Падать в обморок этот гад явно передумал. И довольно быстро освоился в новых условиях.
– Димитрий, возьми себя в руки, – строго сказала я. – Мы попали в аномалию и должны как-то выбираться!
– Мм, думаю, мы задержимся. К тому же из аномалии нельзя выбраться, если она сама не отпустит.
– Снаружи остались Правители и твой отряд!
– Отлично. Пусть там и остаются – снаружи.
– На них напали твари Хаоса!
– С ними Ригель, и я могу лишь посочувствовать этим тварям.
Я посмотрела в его глаза. Синее безумие, до краев наполненное предвкушением и желанием. Разума в них не наблюдалось. Ни капли.
– Демоны с тобой, – сердито сказала я, понимая, что легче просто его поцеловать. Может, угомонится? Или аномалия от нас устанет и выплюнет обратно?
Он снова зарылся пальцами в мои волосы, притягивая ближе.
– Ожидание и лютый голод делают наслаждение острее, – тихо произнес Димитрий. – И ты сводишь меня с ума, Мэр.
И поцеловал уже по-настоящему. Сильно, глубоко, жадно. Не сдерживая больше свое возбуждение, которое обрушилось на меня словно кувалда, приколачивая к Димитрию. К его рукам, лихорадочно расстегивающим пуговицы моего кафтана. К его телу – сильному, рельефному, напряженному до дрожи. Не прерывая поцелуя, Димитрий провел ладонью по моей груди, сжал поверх тонкой ткани рубашки. Большой палец очертил ореол напрягшегося соска, и я ощутила теплую волну, прокатившуюся по телу. Проклятие, я уже не знала, кому принадлежат эти ощущения! Мэрид из прошлого? Или настоящего?

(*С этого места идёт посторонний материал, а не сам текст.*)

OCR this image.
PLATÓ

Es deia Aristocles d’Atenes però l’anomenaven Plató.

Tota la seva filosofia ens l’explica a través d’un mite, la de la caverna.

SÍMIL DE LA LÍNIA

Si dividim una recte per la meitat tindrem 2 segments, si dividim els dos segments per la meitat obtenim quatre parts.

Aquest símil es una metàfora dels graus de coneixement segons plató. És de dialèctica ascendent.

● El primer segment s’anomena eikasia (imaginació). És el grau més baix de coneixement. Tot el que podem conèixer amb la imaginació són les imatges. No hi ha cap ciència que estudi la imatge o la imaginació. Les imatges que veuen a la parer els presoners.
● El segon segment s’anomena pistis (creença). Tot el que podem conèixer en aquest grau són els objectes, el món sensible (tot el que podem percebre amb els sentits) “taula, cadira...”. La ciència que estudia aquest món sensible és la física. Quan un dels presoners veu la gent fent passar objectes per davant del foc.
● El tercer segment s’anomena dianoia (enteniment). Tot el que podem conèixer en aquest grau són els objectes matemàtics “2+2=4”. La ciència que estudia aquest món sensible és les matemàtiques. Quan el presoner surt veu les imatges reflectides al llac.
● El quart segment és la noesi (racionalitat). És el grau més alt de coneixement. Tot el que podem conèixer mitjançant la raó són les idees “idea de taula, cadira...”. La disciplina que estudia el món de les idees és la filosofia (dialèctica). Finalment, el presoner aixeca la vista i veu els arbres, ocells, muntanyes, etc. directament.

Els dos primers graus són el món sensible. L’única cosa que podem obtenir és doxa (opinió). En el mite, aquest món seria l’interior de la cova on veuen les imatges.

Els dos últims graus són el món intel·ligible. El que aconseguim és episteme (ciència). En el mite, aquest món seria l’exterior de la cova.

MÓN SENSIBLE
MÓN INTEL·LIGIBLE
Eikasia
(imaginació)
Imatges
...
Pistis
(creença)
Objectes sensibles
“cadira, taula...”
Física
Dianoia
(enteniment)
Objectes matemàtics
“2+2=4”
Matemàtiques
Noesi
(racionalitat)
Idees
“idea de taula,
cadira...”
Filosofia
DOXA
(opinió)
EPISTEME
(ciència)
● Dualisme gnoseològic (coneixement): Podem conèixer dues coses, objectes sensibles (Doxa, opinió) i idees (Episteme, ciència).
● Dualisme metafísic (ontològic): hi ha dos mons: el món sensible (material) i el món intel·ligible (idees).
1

И с чего я взяла, что годами голодающий удовлетворится несколькими жалкими крошками? О нет, он хотел все. Все, что мог получить. Все целиком.
Поцелуи становились все откровеннее. Димитрий языком исследовал мой рот, затягивая в водоворот своего желания. Оно было столь откровенным и неприкрытым, что почти пугало. Бедром я ощущала физическое воплощение этого самого желания.
И все же, уловив мое сопротивление, Димитрий остановился. Глаза – безумные, сияющие, хмельные, – уставились на меня.
– Я тебе не нравлюсь?
Я подумала. И ответила честно:
– Нравишься.
Нравишься – эхом моего прошлого.
Нравишься – любопытством настоящего.
Нравишься – невозможностью будущего.
Но разве это все имеет сейчас значение?